As expected, the recovery time of the continuous compiler with a single processor is worse than that of the traditional compiler, due to the extra time spent by the continuous compiler interpreting code before the code gets compiled. However, the difference is fairly small. In fact, with the longest-overall compilation strategy, the difference is only 7.6 seconds, which is less than a 5% slowdown. Even in the worst case, produced by the smallest-first compilation strategy, the slowdown is only about 20%
Table 6.6: Single-processor performance of pico
When we look at the values for pico (again using replace-preemptive and an interpretation penalty of 10), as shown in Table 6.6, we see a similar trend, except that with pico, all the values for the continuous compiler are slightly better than the recovery time of 129.5 seconds for the traditional compiler.
An important point to bear in mind is that with the traditional compiler, the user must wait for compilation to finish before any useful work can be done. With pico this means waiting over 63 seconds before the program even starts execution. In contrast, execution of the program begins immediately with the continuous compiler.
The immediate response time of the continuous compiler is an extremely important benefit. Imagine a situation where someone is trying to decide whether to purchase a dual-processor system to use with a continuous compiler or, for the same money, a single-processor system, with a processor that is twice as fast as the ones in the dual-processor system, for use with a traditional compiler. Even though compilation now occurs twice as fast as before, the traditional compiler would still take over 30 seconds to compile pico. With the dual-processor continuous compiler, program execution begins immediately. In addition, even if we assume that the recovery time for pico with the twice-as-fast processor is half that of the 129.5 seconds given in Table 6.2, it is still greater than the recovery time of around 63.6 seconds for the dual-processor continuous compiler. In actuality, the situation for the twice-as-fast traditional compiler would be even worse.
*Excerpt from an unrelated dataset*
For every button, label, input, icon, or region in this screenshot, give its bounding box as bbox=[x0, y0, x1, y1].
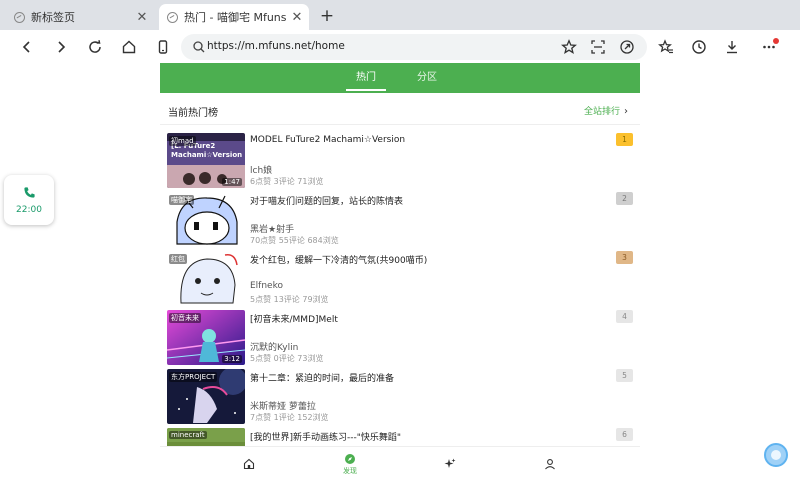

With programs like pico, which spend most of their time waiting for input from the user (see Section 6.6), doubling the processor speed is not going to halve the execution time.
When we look at the values for ghostview, shown in Table 6.7, we get an even greater surprise: the continuous compiler outperformed the traditional compiler's recovery time of 112.9 seconds by up to 7.2 seconds. (This is again with the replace-preemptive strategy and an interpretation penalty of 10).
Table 6.7: Single-processor performance of
ghostview
If we take a closer look at Table 6.7, we find that in four of the cases (mfex-so-far, long-so-far, largest-first, and long-overall) the continuous compiler did not have time to compile the entire program. In fact in these four cases, the continuous compiler running on a dual-processor system would finish execution of the program before a traditional compiler would even finish compiling the program.